Un matin nous décidons de nous lever aux aurores afin d’aller observer l’offrande traditionnelle aux moines.

Je m’imagine déjà le long cortège s’avancer, file safran, sébile à la main et pieds nus, devant les fidèles agenouillés devant leur panier de riz, dans une atmosphère feutrée et respectueuse baignée de la pale clarté du matin. Ces images en tête, nous nous rendons dans une des rues principales de la ville, encore silencieuse à cette heure où le frais domine. Quelques fidèles s’apprêtent et quelques curieux comme nous se tiennent un peu à l’écart en attendant l’arrivée de la procession. Je désigne à Fred une série de petits tapis installés sur le trottoir et sur lesquels des paniers de riz sont déjà disposés ; nous pensons alors que ce sont des laotiens qui ont pris soin de préparer leur offrande en attendant les moines.
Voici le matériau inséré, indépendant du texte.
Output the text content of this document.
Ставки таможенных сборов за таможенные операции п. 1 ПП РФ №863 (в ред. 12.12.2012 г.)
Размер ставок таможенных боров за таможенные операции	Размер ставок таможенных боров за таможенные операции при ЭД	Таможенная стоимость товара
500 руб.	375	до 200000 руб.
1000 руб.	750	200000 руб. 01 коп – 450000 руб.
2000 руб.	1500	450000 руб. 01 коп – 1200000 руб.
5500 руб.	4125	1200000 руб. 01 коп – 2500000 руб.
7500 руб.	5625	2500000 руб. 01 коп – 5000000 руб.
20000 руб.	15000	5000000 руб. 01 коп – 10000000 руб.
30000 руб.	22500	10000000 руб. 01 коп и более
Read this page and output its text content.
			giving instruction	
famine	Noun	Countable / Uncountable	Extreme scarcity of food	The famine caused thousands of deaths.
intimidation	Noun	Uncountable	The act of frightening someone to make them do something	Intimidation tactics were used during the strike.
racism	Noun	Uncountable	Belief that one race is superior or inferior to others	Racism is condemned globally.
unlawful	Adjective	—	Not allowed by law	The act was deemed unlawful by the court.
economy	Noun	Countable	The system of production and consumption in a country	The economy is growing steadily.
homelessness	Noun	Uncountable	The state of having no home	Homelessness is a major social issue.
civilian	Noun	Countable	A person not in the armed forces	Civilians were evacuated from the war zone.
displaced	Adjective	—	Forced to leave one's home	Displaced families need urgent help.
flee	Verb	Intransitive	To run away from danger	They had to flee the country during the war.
C’est alors que 4 minibus arrivent en trombe et freinent brutalement : une horde de touristes asiatiques et européens en jaillit et prend place… les tapis, en fait, les attendaient. Une laotienne équipée d’un micro prévient de l’arrivée du cortège tandis qu’une autre se saisit de tous les appareils photos afin d’immortaliser leur propriétaire en train de faire l’offrande. La file de centaines de moines arrive lentement et nous voyons les touristes en place s’affairer à attraper des boulettes de riz gluant. Certains sont restés debout et dominent les religieux alors que la tradition veut que le fidèle se tienne plus bas. Une française crie à sa copine : « Ouah ! Le riz colle mais in extremis j’ai réussi à faire une boulette pour la lancer dans la casserole du moine ! Trop forte ! ». De partout crépitent des flashs et des photographes gênent le passage de la procession pour avoir la tête du vénérable en gros plan. Un jeune moine d’une dizaine d’années est vite repéré : il est attrapé, retourné, arrêté pour que sa pose soit immortalisée. De l’autre coté de la rue j’ai les yeux humides et la boule au ventre. Et je me demande ce qui se passe dans la tête des religieux projetés à Disneyland. Notre couette nous manque soudain cruellement : la prochaine fois, c’est promis, nous resterons couchés !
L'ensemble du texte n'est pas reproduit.